Yelm district makes hundreds of cuts after board approves reduction plan

Community calls for classroom protection amid levy failure


At least 200 positions at Yelm Community Schools will be cut, and more reductions in force are set to come next week as the school board unanimously approved its reduced education plan on Thursday, May 9.

Superintendent Chris Woods described the new period as the toughest thing the district would ever have to endure. This began with an RIF of classified staff and teachers. The reductions were a result of the district’s attempts to cut $15 million in order to balance its budget for the 2024-25 school year after its educational programs and operations (EP&O) levy failed on both attempts.

“There’s no way we can get to $15 million without reducing positions in our district,” Woods said during the meeting. “When 85% of our budget is people, there’s no way we can get to $15 million with 15% of our budget.”

Notices were sent to both classified staff and teachers to inform them of their change in employment last week. While not every position can be replaced immediately, Woods said the district’s goal is to bring back as many employees as possible, perhaps in a different role where their qualifications fit.

Hundreds of teachers, educators, parents and community members attended the meeting with signs that read, “Keep cuts out of the classroom.” Yelm Education Association co-Presidents Kathryn Cullum and Tasha Johnson echoed this call to action when they spoke in front of the board and their peers.

“What we’re asking for is that you maintain an environment that is conducive to learning,” Cullum said. “The only way that we make any progress is through support in the buildings, through restorative specialists, social workers, counselors, assistant principals, community outreach, psychologists and so on.”

Johnson added that the district is already understaffed, citing YCS and Office of Superintendent of Public Instruction (OSPI) research that reported that the district hires 21 fewer teachers than the state funds.

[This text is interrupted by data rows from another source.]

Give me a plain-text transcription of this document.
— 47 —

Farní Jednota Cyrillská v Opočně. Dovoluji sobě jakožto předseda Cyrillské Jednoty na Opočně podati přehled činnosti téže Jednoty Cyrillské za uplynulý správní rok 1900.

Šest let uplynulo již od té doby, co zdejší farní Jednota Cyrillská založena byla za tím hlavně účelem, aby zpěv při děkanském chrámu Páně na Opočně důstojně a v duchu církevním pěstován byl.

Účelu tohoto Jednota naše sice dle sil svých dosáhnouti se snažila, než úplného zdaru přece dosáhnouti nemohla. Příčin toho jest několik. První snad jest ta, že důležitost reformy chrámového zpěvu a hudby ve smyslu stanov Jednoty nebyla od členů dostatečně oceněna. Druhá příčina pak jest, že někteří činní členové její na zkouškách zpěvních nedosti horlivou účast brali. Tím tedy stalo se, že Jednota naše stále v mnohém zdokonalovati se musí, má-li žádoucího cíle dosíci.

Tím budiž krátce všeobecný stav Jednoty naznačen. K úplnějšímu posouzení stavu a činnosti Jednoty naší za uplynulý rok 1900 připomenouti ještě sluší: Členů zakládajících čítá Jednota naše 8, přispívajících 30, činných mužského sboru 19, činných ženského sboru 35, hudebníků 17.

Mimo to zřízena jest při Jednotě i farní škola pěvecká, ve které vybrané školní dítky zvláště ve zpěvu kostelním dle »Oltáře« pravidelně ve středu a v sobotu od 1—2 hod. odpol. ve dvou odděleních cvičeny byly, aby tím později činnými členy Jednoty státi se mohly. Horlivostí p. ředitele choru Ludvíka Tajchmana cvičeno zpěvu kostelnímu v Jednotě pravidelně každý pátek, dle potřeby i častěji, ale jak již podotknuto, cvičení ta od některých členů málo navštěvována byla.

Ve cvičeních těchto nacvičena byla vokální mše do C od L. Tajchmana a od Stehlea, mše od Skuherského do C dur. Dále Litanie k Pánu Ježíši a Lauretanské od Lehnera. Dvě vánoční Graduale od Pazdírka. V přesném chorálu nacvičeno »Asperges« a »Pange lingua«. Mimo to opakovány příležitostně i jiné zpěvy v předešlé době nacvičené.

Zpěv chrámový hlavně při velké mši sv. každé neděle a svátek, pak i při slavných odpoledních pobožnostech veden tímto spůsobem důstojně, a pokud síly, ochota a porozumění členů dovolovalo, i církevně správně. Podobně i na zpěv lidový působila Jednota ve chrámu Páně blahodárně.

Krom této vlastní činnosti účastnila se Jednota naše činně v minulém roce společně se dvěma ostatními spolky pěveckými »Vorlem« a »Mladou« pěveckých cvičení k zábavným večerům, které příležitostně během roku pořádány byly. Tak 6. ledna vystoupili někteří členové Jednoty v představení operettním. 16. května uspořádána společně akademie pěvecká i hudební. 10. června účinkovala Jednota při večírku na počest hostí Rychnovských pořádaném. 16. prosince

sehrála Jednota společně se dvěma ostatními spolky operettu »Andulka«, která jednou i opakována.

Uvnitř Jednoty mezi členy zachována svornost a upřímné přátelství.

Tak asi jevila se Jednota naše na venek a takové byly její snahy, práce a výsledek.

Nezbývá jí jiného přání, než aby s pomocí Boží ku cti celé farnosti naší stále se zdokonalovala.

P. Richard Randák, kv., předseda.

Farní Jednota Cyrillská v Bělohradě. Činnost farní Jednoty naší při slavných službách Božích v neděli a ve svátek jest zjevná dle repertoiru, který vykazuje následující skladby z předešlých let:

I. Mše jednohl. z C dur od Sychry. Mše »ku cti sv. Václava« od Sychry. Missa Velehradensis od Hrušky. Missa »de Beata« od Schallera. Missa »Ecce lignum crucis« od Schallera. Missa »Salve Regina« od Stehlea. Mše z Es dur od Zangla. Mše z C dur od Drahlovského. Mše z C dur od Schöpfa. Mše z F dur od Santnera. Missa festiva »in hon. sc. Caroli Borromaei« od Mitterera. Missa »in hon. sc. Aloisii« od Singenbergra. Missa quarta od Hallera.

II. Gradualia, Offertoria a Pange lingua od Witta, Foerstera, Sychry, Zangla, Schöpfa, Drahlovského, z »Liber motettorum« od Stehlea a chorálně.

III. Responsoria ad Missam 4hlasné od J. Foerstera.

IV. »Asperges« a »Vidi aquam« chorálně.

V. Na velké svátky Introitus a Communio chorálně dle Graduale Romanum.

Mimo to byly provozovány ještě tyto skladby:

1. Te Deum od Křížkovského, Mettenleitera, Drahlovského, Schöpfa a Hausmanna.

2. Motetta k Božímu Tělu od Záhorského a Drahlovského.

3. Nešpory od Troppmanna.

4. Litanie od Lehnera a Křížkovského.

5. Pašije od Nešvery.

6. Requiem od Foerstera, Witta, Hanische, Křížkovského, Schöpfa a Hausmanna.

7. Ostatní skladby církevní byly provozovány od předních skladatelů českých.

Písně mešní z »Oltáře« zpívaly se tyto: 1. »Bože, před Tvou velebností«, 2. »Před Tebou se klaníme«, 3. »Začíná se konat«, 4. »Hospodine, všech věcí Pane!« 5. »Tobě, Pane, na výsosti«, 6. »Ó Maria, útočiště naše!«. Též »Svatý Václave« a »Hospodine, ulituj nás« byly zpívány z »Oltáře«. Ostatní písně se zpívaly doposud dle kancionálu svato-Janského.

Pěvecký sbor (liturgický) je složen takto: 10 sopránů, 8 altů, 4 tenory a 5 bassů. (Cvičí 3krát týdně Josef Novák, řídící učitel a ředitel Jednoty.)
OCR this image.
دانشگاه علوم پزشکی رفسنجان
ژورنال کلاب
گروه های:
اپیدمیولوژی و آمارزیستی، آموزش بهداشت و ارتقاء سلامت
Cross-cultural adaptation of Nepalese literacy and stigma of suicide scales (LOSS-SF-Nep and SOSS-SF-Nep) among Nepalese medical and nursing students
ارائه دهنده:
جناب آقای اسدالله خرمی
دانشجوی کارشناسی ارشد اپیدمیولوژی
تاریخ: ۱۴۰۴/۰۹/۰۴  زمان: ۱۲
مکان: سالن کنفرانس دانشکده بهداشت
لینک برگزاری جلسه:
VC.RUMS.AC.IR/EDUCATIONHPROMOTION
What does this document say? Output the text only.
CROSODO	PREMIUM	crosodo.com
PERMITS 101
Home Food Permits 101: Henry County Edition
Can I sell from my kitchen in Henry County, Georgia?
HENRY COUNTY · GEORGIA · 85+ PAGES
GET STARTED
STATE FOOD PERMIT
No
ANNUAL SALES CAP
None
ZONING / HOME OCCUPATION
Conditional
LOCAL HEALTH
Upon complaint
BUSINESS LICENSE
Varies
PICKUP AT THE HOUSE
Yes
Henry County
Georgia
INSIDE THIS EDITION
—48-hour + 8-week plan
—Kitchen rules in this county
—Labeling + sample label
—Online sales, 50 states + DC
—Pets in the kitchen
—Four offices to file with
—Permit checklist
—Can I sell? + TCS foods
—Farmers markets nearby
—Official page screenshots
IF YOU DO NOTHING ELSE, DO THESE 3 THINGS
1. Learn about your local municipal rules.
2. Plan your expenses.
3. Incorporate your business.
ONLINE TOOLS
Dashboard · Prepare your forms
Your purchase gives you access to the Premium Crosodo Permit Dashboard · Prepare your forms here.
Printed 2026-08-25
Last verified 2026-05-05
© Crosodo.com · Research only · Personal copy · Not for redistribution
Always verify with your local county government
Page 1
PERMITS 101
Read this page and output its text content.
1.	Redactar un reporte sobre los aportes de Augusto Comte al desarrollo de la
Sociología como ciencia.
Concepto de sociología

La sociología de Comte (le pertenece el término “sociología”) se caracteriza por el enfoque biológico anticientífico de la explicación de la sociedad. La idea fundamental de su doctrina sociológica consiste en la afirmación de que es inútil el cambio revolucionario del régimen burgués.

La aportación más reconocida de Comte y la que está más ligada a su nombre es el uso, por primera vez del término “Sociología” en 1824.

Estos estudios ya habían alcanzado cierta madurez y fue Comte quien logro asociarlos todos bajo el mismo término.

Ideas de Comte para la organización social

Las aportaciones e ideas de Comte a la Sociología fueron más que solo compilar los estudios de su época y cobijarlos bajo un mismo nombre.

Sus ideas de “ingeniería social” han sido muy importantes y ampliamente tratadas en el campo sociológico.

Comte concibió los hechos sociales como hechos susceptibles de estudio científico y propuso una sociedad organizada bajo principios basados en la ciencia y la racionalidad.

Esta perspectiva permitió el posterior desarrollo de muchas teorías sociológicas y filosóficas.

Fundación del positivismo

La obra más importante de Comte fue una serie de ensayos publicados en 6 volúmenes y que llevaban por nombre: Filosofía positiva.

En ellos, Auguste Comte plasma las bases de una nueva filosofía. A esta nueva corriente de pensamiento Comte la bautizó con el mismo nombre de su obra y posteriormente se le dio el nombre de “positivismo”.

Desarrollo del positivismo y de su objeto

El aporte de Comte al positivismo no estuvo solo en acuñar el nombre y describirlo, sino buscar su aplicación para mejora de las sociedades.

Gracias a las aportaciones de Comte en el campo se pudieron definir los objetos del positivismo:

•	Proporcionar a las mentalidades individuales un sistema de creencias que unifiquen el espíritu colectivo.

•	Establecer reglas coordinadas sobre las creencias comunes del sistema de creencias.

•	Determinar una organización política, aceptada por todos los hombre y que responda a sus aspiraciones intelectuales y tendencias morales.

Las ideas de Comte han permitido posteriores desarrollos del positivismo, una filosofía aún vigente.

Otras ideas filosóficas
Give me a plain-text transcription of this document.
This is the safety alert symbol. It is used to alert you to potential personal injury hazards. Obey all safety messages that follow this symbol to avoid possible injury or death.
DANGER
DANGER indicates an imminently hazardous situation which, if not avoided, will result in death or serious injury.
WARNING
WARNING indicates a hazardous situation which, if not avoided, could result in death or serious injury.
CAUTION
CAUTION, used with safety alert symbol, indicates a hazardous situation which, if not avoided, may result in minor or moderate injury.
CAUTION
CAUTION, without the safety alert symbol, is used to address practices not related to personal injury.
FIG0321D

“How can we possibly justify cutting into school-based positions given that we’re already understaffed? Why are we not looking at the central office? If you look around at these people right now, there are livelihoods, people’s jobs, mortgages, people have had babies, and they’re asking themselves if they are going to be able to provide for their family next year,” Johnson said.

According to Citizens for Support of Yelm Schools, the reductions have impacted art, music, technology, library services, band and numerous electives, as well as English, science and math teachers. Staff who had served YCS for over a decade also received notices last week, which was Teacher Appreciation Week in the United States.

The list of affected positions was not made public by the district, nor were future reductions potentially impacting administrators, coaches or extracurricular programs. Woods said the decision to somehow choose what is least important is necessary and that he hopes community members “stop tearing others down on social media so we can figure this out.”

The Prairie Elementary Parent Teacher Organization’s Facebook page posted on Friday, May 10, that 14 of its teachers and paraprofessionals were given their notice that “they would no longer have a job in our district next year.” Shortly after receiving their notices, Prairie staff put on an assembly for its students “while tears were still in their eyes,” the post said.

YCS will host a community forum at 6 p.m., Thursday, May 16, at Yelm Middle School to provide feedback from its reduced education plan priorities survey, which had gathered about 1,200 responses as of Thursday, May 9.

Citizens for Support of Yelm Schools introduced two new initiatives — Parents of Yelm and Alumni of Yelm — on Monday, May 13, to accept donations ahead of the upcoming school year. The initiatives aim to support the district through sponsorships from local businesses and donations from community members. To learn more, visit

The district’s next school board meeting will be at 6 p.m., Thursday, May 23, at the district office.